Why not smart accounts?
Smart accounts with ERC-7715 permissions can resolve most of these issues, but they have their limitations. Currently, smart accounts cannot work cross-chain and with non-EVM networks like Solana. The operations to update policies would be significantly more expensive than a TEE policy engine. Performance would also be a bottleneck for different chains. General trading bots are also used for high-frequency trading, which is where the issue lies.
Server wallets and ERC-8004
With ERC‑8004 in action, every AI agent needs a signing identity that can register itself onchain and prove control of that identity when it interacts, so others can discover, trust, and audit the agent's actions across ecosystems. In practice, this means pairing a signer with the ERC‑8004 identity registry entry and the agent's offchain registration file so requests are attributable and verifiable end to end.
Server wallets, by default, are an integral part of making AI agents with ERC-8004.
Next steps
MetaMask is packaging the architecture described on this page into a one‑click server wallet experience, so teams can go from idea to production with attestation, policy, and secure signing out of the box, with optional ERC‑8004 alignment for interopability when you need it. Watch this space for early access details as MetaMask finalizes SDKs, tutorials, and reference deployments.
Use Node.js SDK from Embedded Wallets
While MetaMask finalizes a server wallet solution, you can leverage the Embedded Wallets Node.js SDK as an immediate alternative for building AI agent backends. This approach provides a practical path forward with several key advantages:
- Direct signer access - The Node.js SDK provides an EVM and Solana signer directly to your agent's backend environment, enabling seamless transaction signing without complex infrastructure setup.

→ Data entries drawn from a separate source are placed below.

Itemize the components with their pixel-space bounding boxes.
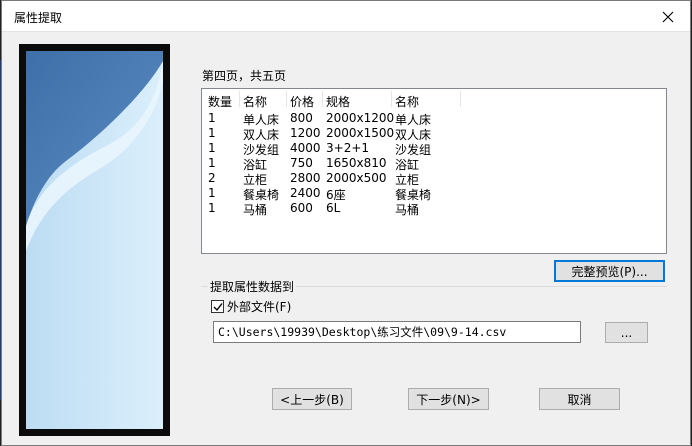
cell-spec: 2000x500 [326, 171, 387, 185]
column-separator [391, 91, 392, 107]
cancel-button[interactable]: 取消 [539, 388, 620, 410]
list-item[interactable]: 1 双人床 1200 2000x1500 双人床 [202, 126, 666, 142]
column-separator [286, 91, 287, 107]
cell-price: 750 [290, 156, 313, 170]
column-separator [460, 91, 461, 107]
close-icon [662, 11, 674, 22]
cell-quantity: 1 [208, 156, 216, 170]
cell-quantity: 2 [208, 171, 216, 185]
cell-price: 2400 [290, 186, 321, 200]
full-preview-button[interactable]: 完整预览(P)... [554, 260, 665, 282]
cell-name-2: 马桶 [395, 203, 420, 217]
cell-price: 600 [290, 201, 313, 215]
list-item[interactable]: 1 沙发组 4000 3+2+1 沙发组 [202, 141, 666, 157]
column-header-name[interactable]: 名称 [243, 93, 267, 110]
column-header-name-2[interactable]: 名称 [395, 93, 419, 110]
column-separator [239, 91, 240, 107]
cell-price: 800 [290, 111, 313, 125]
cell-name: 马桶 [243, 203, 268, 217]
extract-data-group-title: 提取属性数据到 [208, 278, 297, 295]
cell-price: 4000 [290, 141, 321, 155]
cell-spec: 2000x1500 [326, 126, 395, 140]
output-file-path-input[interactable]: C:\Users\19939\Desktop\练习文件\09\9-14.csv [213, 321, 581, 343]
list-item[interactable]: 1 马桶 600 6L 马桶 [202, 201, 666, 217]
list-item[interactable]: 1 餐桌椅 2400 6座 餐桌椅 [202, 186, 666, 202]
checkmark-icon [213, 302, 223, 311]
dialog-title: 属性提取 [14, 11, 63, 25]
cell-quantity: 1 [208, 186, 216, 200]
next-button[interactable]: 下一步(N)> [408, 388, 489, 410]
column-header-spec[interactable]: 规格 [326, 93, 350, 110]
cell-spec: 3+2+1 [326, 141, 370, 155]
wizard-illustration [19, 44, 170, 436]
attribute-extraction-dialog: 属性提取 第四页，共五页 数量 名称 价格 规格 名称 1 单人床 800 20… [1, 0, 691, 446]
list-item[interactable]: 1 浴缸 750 1650x810 浴缸 [202, 156, 666, 172]
cell-spec: 6L [326, 201, 341, 215]
cell-quantity: 1 [208, 111, 216, 125]
column-header-quantity[interactable]: 数量 [208, 93, 232, 110]
cell-price: 1200 [290, 126, 321, 140]
external-file-label: 外部文件(F) [227, 300, 292, 314]
column-separator [322, 91, 323, 107]
back-button[interactable]: <上一步(B) [272, 388, 352, 410]
attribute-preview-list[interactable]: 数量 名称 价格 规格 名称 1 单人床 800 2000x1200 单人床 1… [201, 88, 667, 254]
list-rows: 1 单人床 800 2000x1200 单人床 1 双人床 1200 2000x… [202, 111, 666, 217]
close-button[interactable] [646, 1, 690, 32]
external-file-option[interactable]: 外部文件(F) [211, 298, 291, 315]
wizard-page-curl-image [26, 51, 163, 429]
page-indicator: 第四页，共五页 [202, 69, 287, 83]
list-header: 数量 名称 价格 规格 名称 [202, 89, 666, 109]
cell-quantity: 1 [208, 201, 216, 215]
column-header-price[interactable]: 价格 [290, 93, 314, 110]
list-item[interactable]: 1 单人床 800 2000x1200 单人床 [202, 111, 666, 127]
external-file-checkbox[interactable] [211, 300, 224, 313]
browse-button[interactable]: ... [605, 322, 648, 343]
title-bar: 属性提取 [2, 1, 690, 32]
cell-quantity: 1 [208, 126, 216, 140]
cell-quantity: 1 [208, 141, 216, 155]
cell-price: 2800 [290, 171, 321, 185]
cell-spec: 2000x1200 [326, 111, 395, 125]
list-item[interactable]: 2 立柜 2800 2000x500 立柜 [202, 171, 666, 187]
cell-spec: 1650x810 [326, 156, 387, 170]
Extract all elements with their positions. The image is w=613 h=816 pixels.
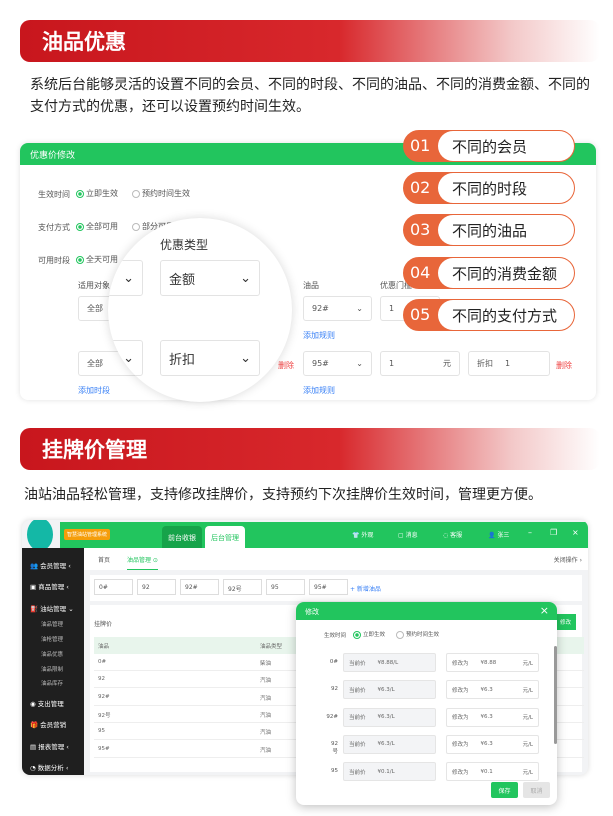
current-price-field: 当前价 ¥6.3/L <box>343 734 436 754</box>
page-tab-home[interactable]: 首页 <box>98 555 110 564</box>
sidebar: 👥 会员管理 ‹ ▣ 商品管理 ‹ ⛽ 油站管理 ⌄ 油品管理 油枪管理 油品优… <box>22 548 84 775</box>
delete-link-3[interactable]: 删除 <box>556 360 572 371</box>
oil-chip[interactable]: 95# <box>309 579 348 595</box>
section2-description: 油站油品轻松管理，支持修改挂牌价，支持预约下次挂牌价生效时间，管理更方便。 <box>24 487 542 503</box>
badge-01: 01 不同的会员 <box>403 130 575 162</box>
oil-chip[interactable]: 92# <box>180 579 219 595</box>
modal-header: 修改 × <box>296 602 557 620</box>
section2-header: 挂牌价管理 <box>20 428 600 470</box>
add-rule-link-1[interactable]: 添加规则 <box>303 330 335 341</box>
logo-icon <box>27 520 53 551</box>
minimize-icon[interactable]: – <box>528 528 532 537</box>
section1-header: 油品优惠 <box>20 20 600 62</box>
modal-oil-label: 92 <box>331 686 338 693</box>
badge-05: 05 不同的支付方式 <box>403 299 575 331</box>
modal-oil-label: 92号 <box>331 740 338 755</box>
add-rule-link-2[interactable]: 添加规则 <box>303 385 335 396</box>
badge-03: 03 不同的油品 <box>403 214 575 246</box>
modal-scrollbar[interactable] <box>554 646 557 744</box>
oil-chip[interactable]: 95 <box>266 579 305 595</box>
target-select-zoom-2[interactable]: ⌄ <box>108 340 143 376</box>
messages-button[interactable]: ▢ 消息 <box>398 530 418 539</box>
page-tab-oil[interactable]: 油品管理 ⊙ <box>127 555 158 570</box>
section1-title: 油品优惠 <box>42 30 126 54</box>
discount-input-2[interactable]: 折扣 1 <box>468 351 550 376</box>
tab-backend[interactable]: 后台管理 <box>205 526 245 548</box>
cancel-button[interactable]: 取消 <box>523 782 550 798</box>
tab-front-cashier[interactable]: 前台收银 <box>162 526 202 548</box>
target-select-zoom[interactable]: ⌄ <box>108 260 143 296</box>
current-price-field: 当前价 ¥6.3/L <box>343 680 436 700</box>
add-period-link[interactable]: 添加时段 <box>78 385 110 396</box>
delete-link-2[interactable]: 删除 <box>278 360 294 371</box>
section1-description: 系统后台能够灵活的设置不同的会员、不同的时段、不同的油品、不同的消费金额、不同的… <box>30 77 590 115</box>
new-price-input[interactable]: 修改为 ¥0.1 元/L <box>446 762 539 782</box>
target-col-label: 适用对象 <box>78 281 110 290</box>
edit-button[interactable]: 修改 <box>554 614 576 630</box>
close-ops[interactable]: 关闭操作 › <box>554 555 582 564</box>
badge-04: 04 不同的消费金额 <box>403 257 575 289</box>
sidebar-item-goods[interactable]: ▣ 商品管理 ‹ <box>30 581 69 591</box>
current-price-field: 当前价 ¥8.88/L <box>343 653 436 672</box>
close-icon[interactable]: × <box>572 528 579 537</box>
section2-title: 挂牌价管理 <box>42 438 147 462</box>
magnifier: 优惠类型 ⌄ 金额 ⌄ ⌄ 折扣 ⌄ <box>108 218 292 402</box>
sidebar-item-members[interactable]: 👥 会员管理 ‹ <box>30 560 71 570</box>
oil-chip[interactable]: 92号 <box>223 579 262 595</box>
modal-oil-label: 95 <box>331 768 338 775</box>
appearance-button[interactable]: 👕 外观 <box>352 530 373 539</box>
sidebar-sub-discount[interactable]: 油品优惠 <box>41 650 63 658</box>
current-price-field: 当前价 ¥6.3/L <box>343 707 436 727</box>
oil-chip[interactable]: 92 <box>137 579 176 595</box>
radio-scheduled[interactable]: 预约时间生效 <box>132 188 190 199</box>
discount-type-select-2[interactable]: 折扣 ⌄ <box>160 340 260 376</box>
page-tabs: 首页 油品管理 ⊙ 关闭操作 › <box>84 548 588 570</box>
oil-select-1[interactable]: 92# ⌄ <box>303 296 372 321</box>
sidebar-item-station[interactable]: ⛽ 油站管理 ⌄ <box>30 603 74 613</box>
user-button[interactable]: 👤 张三 <box>488 530 509 539</box>
sidebar-item-expense[interactable]: ◉ 支出管理 <box>30 698 64 708</box>
period-label: 可用时段 <box>38 256 70 265</box>
sidebar-sub-stock[interactable]: 油品库存 <box>41 679 63 687</box>
new-price-input[interactable]: 修改为 ¥6.3 元/L <box>446 680 539 700</box>
system-name-badge: 智慧油站管理系统 <box>64 529 111 540</box>
support-button[interactable]: ◌ 客服 <box>443 530 462 539</box>
add-oil-link[interactable]: + 新增油品 <box>350 584 381 593</box>
modal-radio-scheduled[interactable]: 预约时间生效 <box>396 630 439 639</box>
app-topbar: 智慧油站管理系统 前台收银 后台管理 👕 外观 ▢ 消息 ◌ 客服 👤 张三 –… <box>60 522 588 548</box>
new-price-input[interactable]: 修改为 ¥6.3 元/L <box>446 734 539 754</box>
radio-all-payment[interactable]: 全部可用 <box>76 221 118 232</box>
threshold-input-2[interactable]: 1元 <box>380 351 460 376</box>
new-price-input[interactable]: 修改为 ¥6.3 元/L <box>446 707 539 727</box>
badge-02: 02 不同的时段 <box>403 172 575 204</box>
edit-modal: 修改 × 生效时间 立即生效 预约时间生效 0# 当前价 ¥8.88/L 修改为 ¥8… <box>296 602 557 805</box>
modal-effective-label: 生效时间 <box>324 633 347 639</box>
table-title: 挂牌价 <box>94 621 113 628</box>
sidebar-sub-limit[interactable]: 油品限制 <box>41 665 63 673</box>
radio-immediate[interactable]: 立即生效 <box>76 188 118 199</box>
restore-icon[interactable]: ❐ <box>550 528 557 537</box>
discount-type-label: 优惠类型 <box>160 238 209 252</box>
oil-col-label: 油品 <box>303 281 319 290</box>
oil-chip[interactable]: 0# <box>94 579 133 595</box>
modal-close-icon[interactable]: × <box>540 604 549 617</box>
oil-select-2[interactable]: 95# ⌄ <box>303 351 372 376</box>
effective-time-label: 生效时间 <box>38 190 70 199</box>
discount-type-select-1[interactable]: 金额 ⌄ <box>160 260 260 296</box>
new-price-input[interactable]: 修改为 ¥8.88 元/L <box>446 653 539 672</box>
sidebar-item-marketing[interactable]: 🎁 会员营销 <box>30 719 66 729</box>
payment-label: 支付方式 <box>38 223 70 232</box>
modal-oil-label: 92# <box>326 713 338 720</box>
current-price-field: 当前价 ¥0.1/L <box>343 762 436 782</box>
modal-radio-immediate[interactable]: 立即生效 <box>353 630 385 639</box>
modal-oil-label: 0# <box>329 659 338 665</box>
save-button[interactable]: 保存 <box>491 782 518 798</box>
sidebar-sub-oil[interactable]: 油品管理 <box>41 620 63 628</box>
sidebar-sub-gun[interactable]: 油枪管理 <box>41 635 63 643</box>
sidebar-item-analytics[interactable]: ◔ 数据分析 ‹ <box>30 762 68 772</box>
sidebar-item-reports[interactable]: ▤ 报表管理 ‹ <box>30 741 69 751</box>
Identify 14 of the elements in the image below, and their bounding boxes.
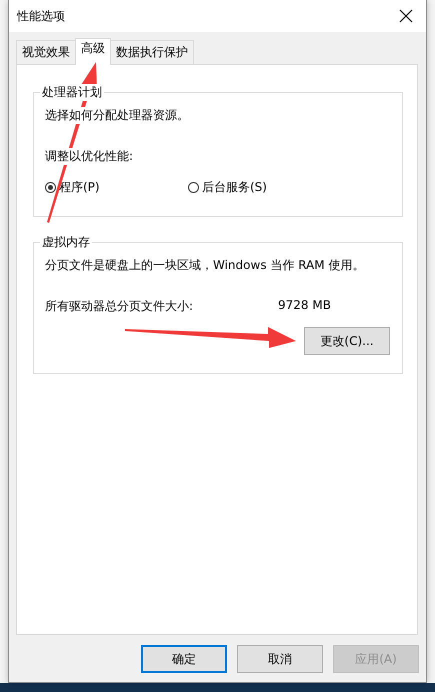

- Granular backend rules - You can position and enforce fine-grained policy rules within your backend logic to control exactly what operations your AI agent can execute, providing a layer of programmatic safety before transactions are signed.
- Non-custodial by default - The solution maintains a non-custodial architecture, the key export can be disabled in the dashboard and the signer is only accessible once the authentication is complete.
- No key management required - By default, key management complexity is abstracted away, allowing you to focus on building your agent's core functionality rather than implementing secure key storage and rotation.